This would seem to result from two processes.
If I translate grammatical structures literally, then the translation will seem foreign or unfamiliar.
An example is if we decided to translate a reflexive verb as a reflexive in English, even if the reflexive is not used that way. We could say "Spanish speaks itself here' to say "se habla español." I would argue that this has nothing to do with the foreignness of Spanish, but with a simple grammatical difference in the way a language divides up its tasks and functions. There is an example from John McWhorter's critique of a translation from the Russian, where the translators use reflexive in English simply because the Russian is reflexive, but it is a simply translation error, in McWhorter's view:
"Russian, like many European languages, often uses self in ways that don’t make literal sense. English only does this a bit: in behave yourself, you might ask just who else you would exert this behaving upon if not yourself. Perjure yourself and repeat yourself are similar. Russian fairly drips with verbs like these, though – you don’t get angry, you anger yourself; you don’t smile – you smile yourself, and so on."
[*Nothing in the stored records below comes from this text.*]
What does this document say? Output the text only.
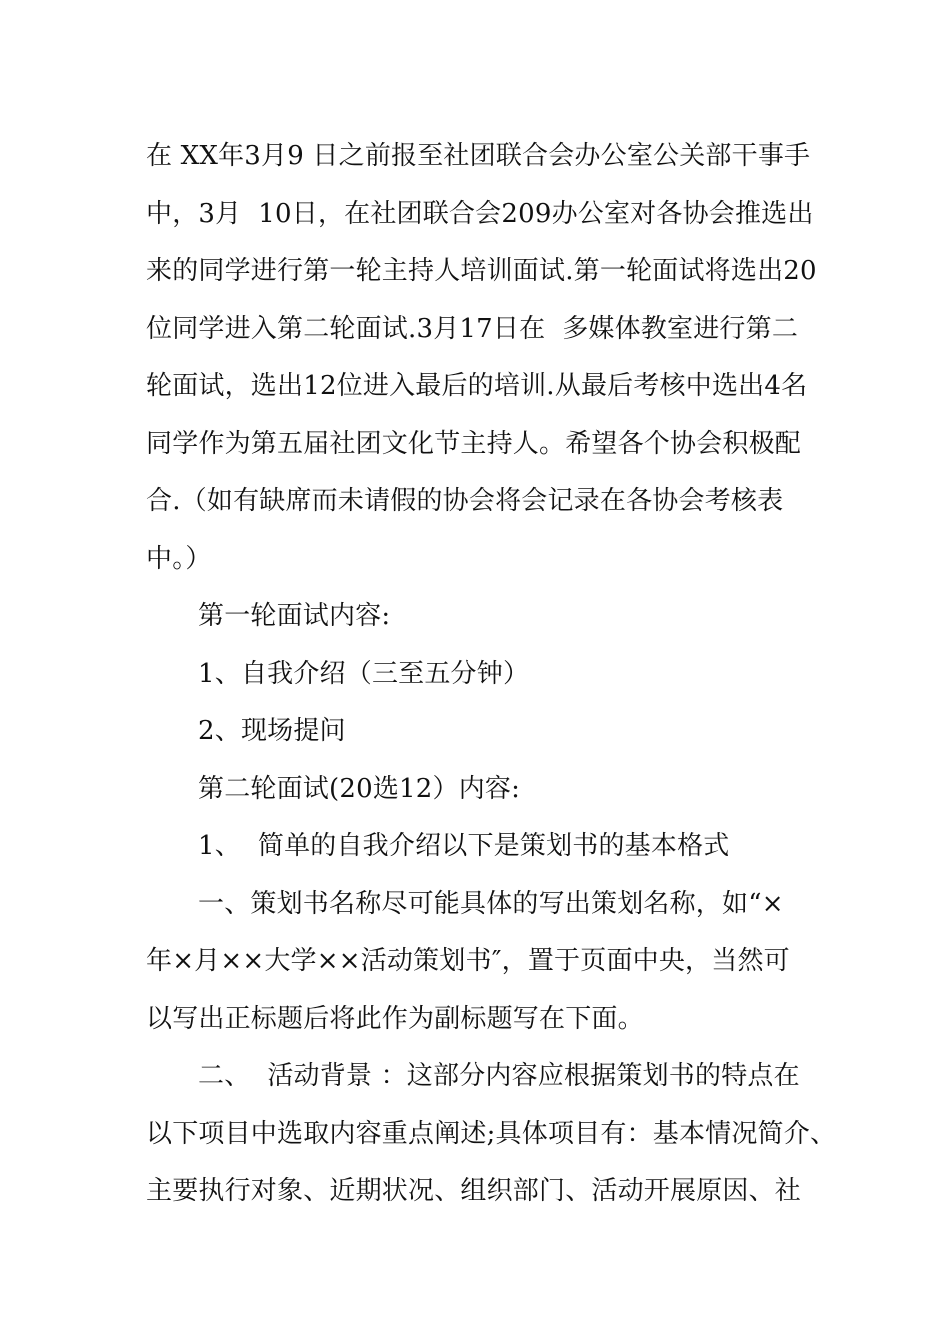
在 XX年3月9 日之前报至社团联合会办公室公关部干事手
中，3月  10日，在社团联合会209办公室对各协会推选出
来的同学进行第一轮主持人培训面试.第一轮面试将选出20
位同学进入第二轮面试.3月17日在  多媒体教室进行第二
轮面试，选出12位进入最后的培训.从最后考核中选出4名
同学作为第五届社团文化节主持人。希望各个协会积极配
合.（如有缺席而未请假的协会将会记录在各协会考核表
中。）
第一轮面试内容:
1、自我介绍（三至五分钟）
2、现场提问
第二轮面试(20选12）内容:
1、  简单的自我介绍以下是策划书的基本格式
一、策划书名称尽可能具体的写出策划名称，如“×
年×月××大学××活动策划书″，置于页面中央，当然可
以写出正标题后将此作为副标题写在下面。
二、  活动背景 ：这部分内容应根据策划书的特点在
以下项目中选取内容重点阐述;具体项目有：基本情况简介、
主要执行对象、近期状况、组织部门、活动开展原因、社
Often Spanish acts that way. We might say "levántate" means "stand up," not "stand yourself up." We use the reflexive to say we eat or drink all of something. "He ate up all the cake." "Se la comió entera." We use a preposition instead of a reflexive for this: eating something up rather than "eating myself it." Falling asleep is dormirse, rather than simply sleeping (dormir.) We don't literally "sleep ourselves." Sometimes the reflexive is just there to make a verb intransitive, or just makes no difference at all, like the difference between morir and morirse. The only real difference is that we tend to say "me muero" when we are speaking hyperbolically: "me muero de aburrimiento." "I'm dying of boredom." We wouldn't say "muero de aburrimiento."
A second way of being "foreign" is by using different registers of the target language. But here an odd thing happens. The foreign elements have nothing to do with the source language at all. Like when a Victorian British translator tries to make Homer sound like Medieval English, because Homer is "old" in a similar way. Here the analogy is forced.
A third way might be from the use of loan words. We can keep a word in Spanish rather than translating it. "Hey, compadre, let's get going." That's fine, but it doesn't take us very far.
In short, I don't really believe that "foreignizing" translation ought to be a thing enjoying a huge privilege over supposedly "domesticating" modes.